A Constituição determina que a manifestação do pensamento, a criação, a expressão e a informação, sob qualquer forma, processo ou veículo não sofrerão qualquer restrição (art.220); estabelece princípios para a produção e programação das emissoras de rádio e televisão (221); determina que a propriedade de empresa jornalística e de radiodifusão sonora e de sons e imagens é privativa de brasileiros natos ou naturalizados há mais de dez anos, ou de pessoas jurídicas constituídas sob as leis brasileiras e que tenham sede no país (222); sublinha que Compete ao Poder Executivo outorgar e renovar concessão, permissão e autorização para o serviço de radiodifusão sonora e de sons e imagens, observado o princípio da complementaridade dos sistemas privado, público e estatal (223) e Institui o Conselho de Comunicação Social, como órgão auxiliar do Congresso (224). Afogadas no abecedário neoliberal da “grande” imprensa, tais determinações legais viraram letra morta.
28 anos de CUT. No plano da comunicação, e agora?

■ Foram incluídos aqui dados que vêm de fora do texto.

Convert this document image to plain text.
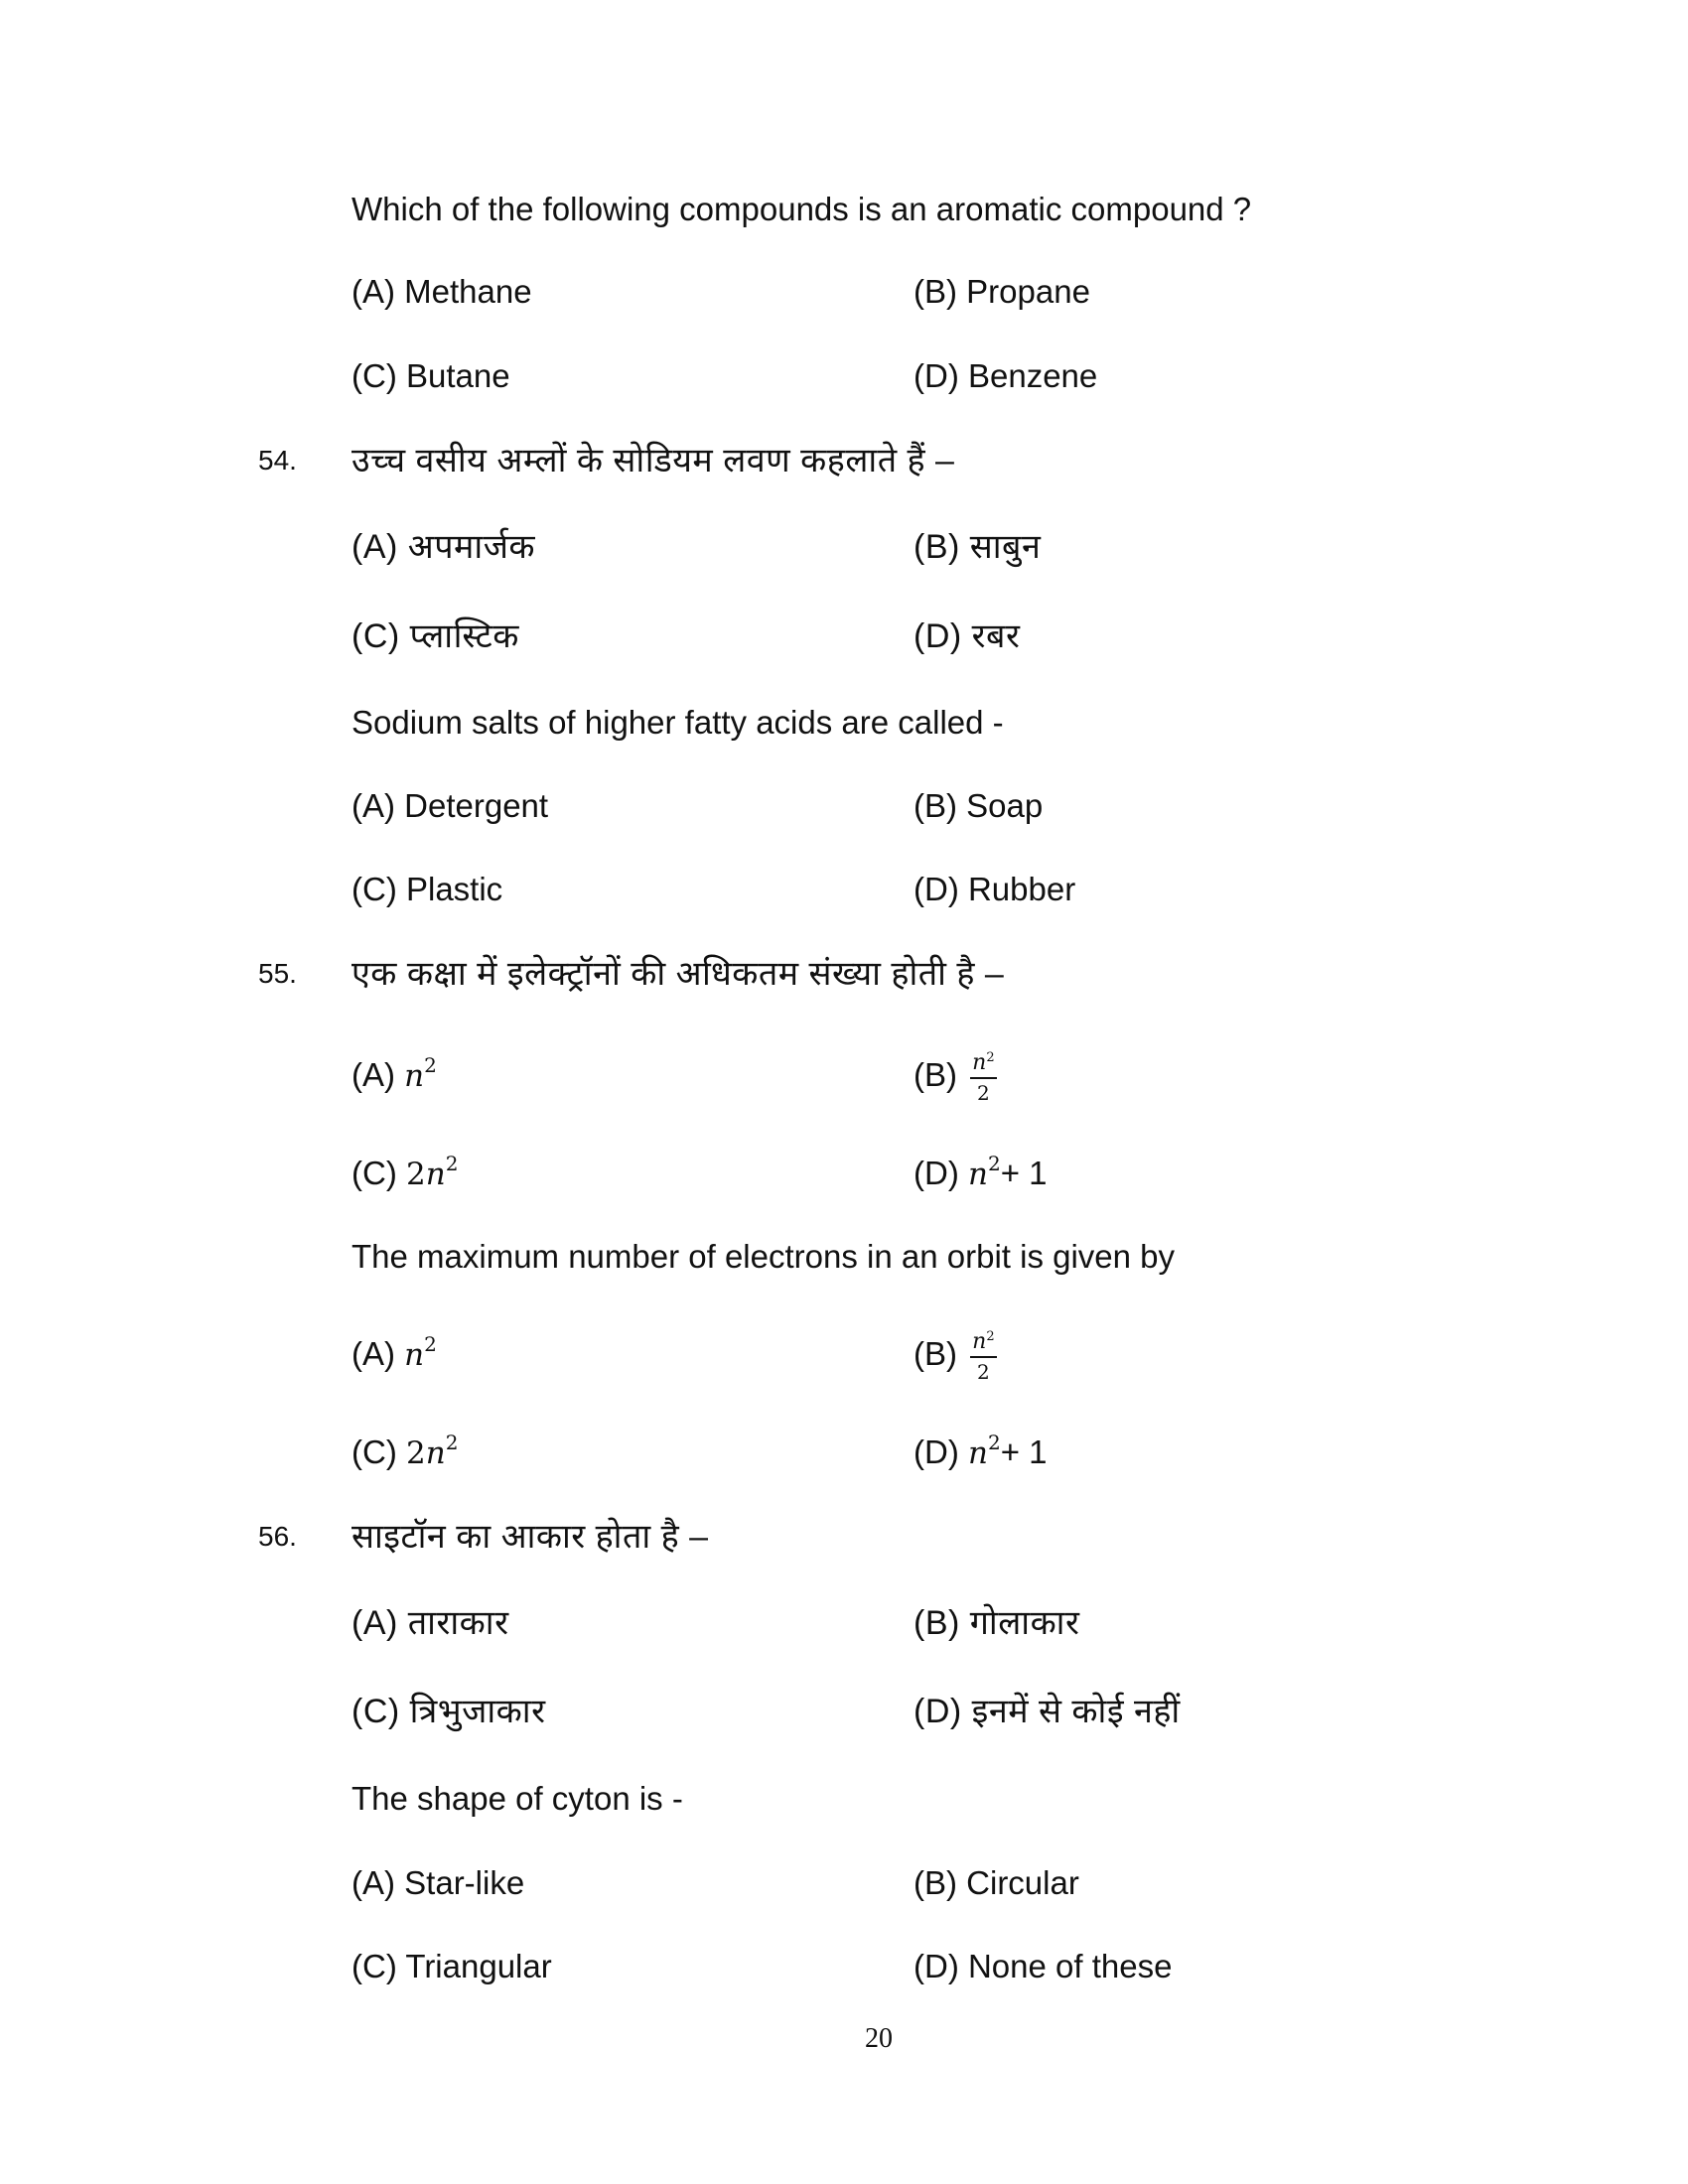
Which of the following compounds is an aromatic compound ?
(A) Methane	(B) Propane
(C) Butane	(D) Benzene
54. उच्च वसीय अम्लों के सोडियम लवण कहलाते हैं –
(A) अपमार्जक	(B) साबुन
(C) प्लास्टिक	(D) रबर
Sodium salts of higher fatty acids are called -
(A) Detergent	(B) Soap
(C) Plastic	(D) Rubber
55. एक कक्षा में इलेक्ट्रॉनों की अधिकतम संख्या होती है –
(A) $n^2$	$(B) \frac{n^2}{2}$
(C) $2n^2$	(D) $n^2+ 1$
The maximum number of electrons in an orbit is given by
(A) $n^2$	$(B) \frac{n^2}{2}$
(C) $2n^2$	(D) $n^2+ 1$
56. साइटॉन का आकार होता है –
(A) ताराकार	(B) गोलाकार
(C) त्रिभुजाकार	(D) इनमें से कोई नहीं
The shape of cyton is -
(A) Star-like	(B) Circular
(C) Triangular	(D) None of these
20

É hora das entidades cutistas assumirem, cada vez mais, a comunicação como investimento estratégico na luta por uma nova sociedade. De levantarmos coletivamente a voz, milhões de vozes, contra a ditadura midiática que nos quer mudos e paralíticos. Façamos com que se ouçam os gritos dos protestos amordaçados e ensurdecidos nas câmaras de tortura editorial e que, enfim, se vejam por inteiro, o calor e a energia da vida dos que combatem, sem trégua ou descanso, pela primavera da justiça, que é a verdade florescendo no que está por vir.